Sunday, September 23, 2007

Cruising to Corvallis

It's one of those silly things. You have good friends, people you've known for years through kids, work, church, whatever. They only live an hour-and-a-half drive away, but somehow that seems like a really long way to go. (I can hear you folks outside the metro area saying, "What? We drive an hour-and-a-half to the dentist!") And you just never make the time to get in the car and get your complacent butts out of the city.

On the left, Marys River* as it flows into the Willamette just south of downtown Corvallis and (right) a new condo/retail development along the Riverfront Park walkway.

But sometimes you actually get yourselves in the car and go see those friends. So, of course, that's just what we did on a recent weekend at the end of summer, and we had a great time visiting and getting a personal guided tour of their hometown of Corvallis.
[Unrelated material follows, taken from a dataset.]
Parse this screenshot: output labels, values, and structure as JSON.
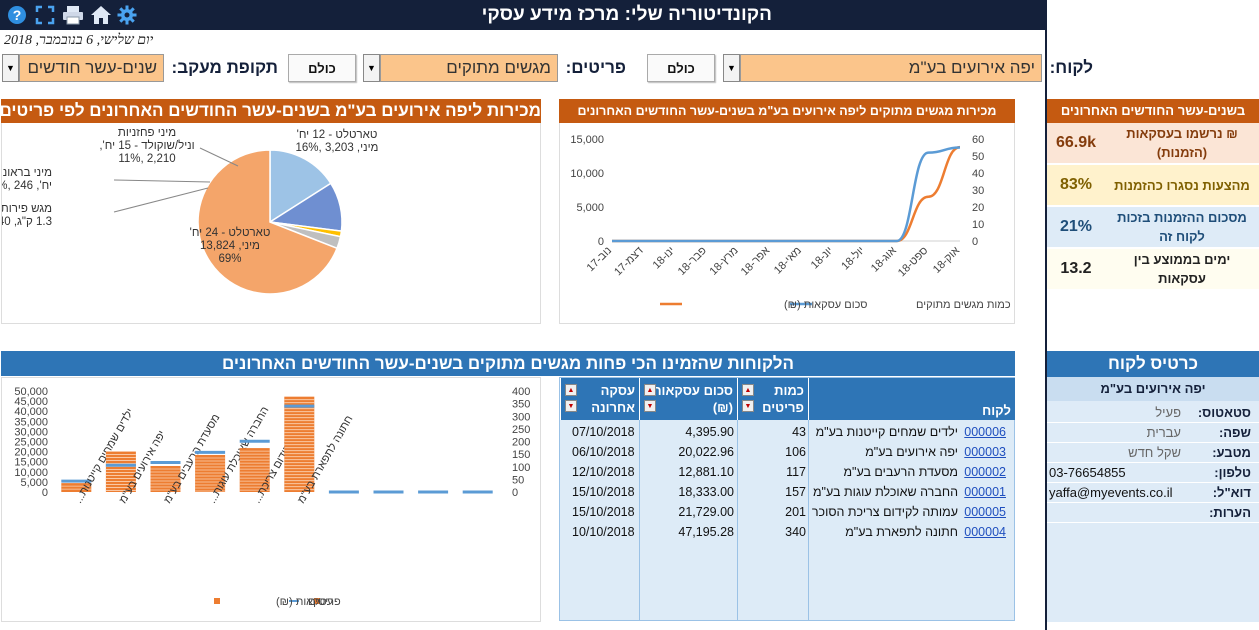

First up was a short walk along the new award-winning Corvallis Riverfront Park to the local farmers market. Along the way are great art installations, including this vintage movie marquee from the Midway Theatre, a former local landmark. And instead of first-run features, it now showcases poetry, this one by Freda Fredricksen:

At
last
buds appear
sky still grey

war's sorrow never clears quickly
the world wants peace, blue skies, and spring.

The market is overrun with the last surge of the summer's harvest, tables laden with red, yellow, green and purple peppers, and baskets bulging with squash, mushrooms, cabbage and greens. There's an air of conviviality, with neighbors greeting each other and admiring the day's purchases, and waving at vendors who also taught their kids social studies in high school.

For you history trivialists, the city was originally called Marysville after the Marys* River that flows south of town, and was briefly the capital of the Oregon Territory in 1855. It was renamed Corvallis after the American-French "Coeur de Vallis" or "Heart of the Valley."

The building on the left housed the original capitol of the Oregon Territory, and the curious interior courtyard on the right is the home of the Old World Deli and Oregon Trail Brewing.

But of more concern to us after all the sightseeing and walking was where we'd have lunch, so our friends walked us through downtown and into The Old World Deli, also home to the Oregon Trail Brewing Company. This funky-but-fun place usually has anywhere from three to five beers on tap at any one time and a full complement of large and filling deli sandwiches, which hit the spot perfectly, and we were regaled with tales of Mr. A's pranks as a young man working in a cannery. You really don't want to know, but I can tell you it involved something other than what was supposed to have been pears in heavy syrup.

After strolling back to our friends' place, we took their 8-month-old, 75-lb. chocolate lab puppy to large and beautiful Avery Park on the Marys River for a late afternoon swim (the dog, not us). A quick change back at their house and we were ready to head out for dinner at Magenta, advertised as "an organic asian fusion restaurant."

Now, I'm normally not a big fan of most fusion cooking. I like my cuisines pretty clearly delineated, though most ethnic food served in this neck of the woods makes concessions to what is available locally, much like early Italian immigrants made do with what they found here. But this place features fresh, local ingredients like beef, lamb and elk with subtle nods toward Asia. We started with cocktails from a house menu of tropically-themed but not froo-froo drinks that were well-mixed and refreshing, along with an appetizer of Vietnamese coconut pancake balls with King crab and kaffir lime crême, an unusual but stunning take on the fried foods found at street stalls in that country.

The banana leaf-wrapped wild salmon in fresh dill coconut curry that I ordered was a good-sized piece of fillet, moist and tender. The choice of a disk of polenta on the side was odd and the sautéed vegetables that accompanied it were fairly innocuous. But as a whole the experience was a good one, with attentive, friendly service and busy-but-not-too-loud sound level.

So to sum up? As I said before, get your backsides in the car and get out of town. You might just enjoy the experience!

* For you copyeditors (or wannabe nitpickers out there) there is no apostrophe. Check it out on the wiki.

2 comments:

Anonymous said...

KAB and her beloved will return; many places remain unexplored in and around Corvallis!

[HINT: A bistro by the name of Sybaris!]

Kathleen Bauer said...

We'll definitely be back. Especially with our own private tour guides to give us the inside scoop!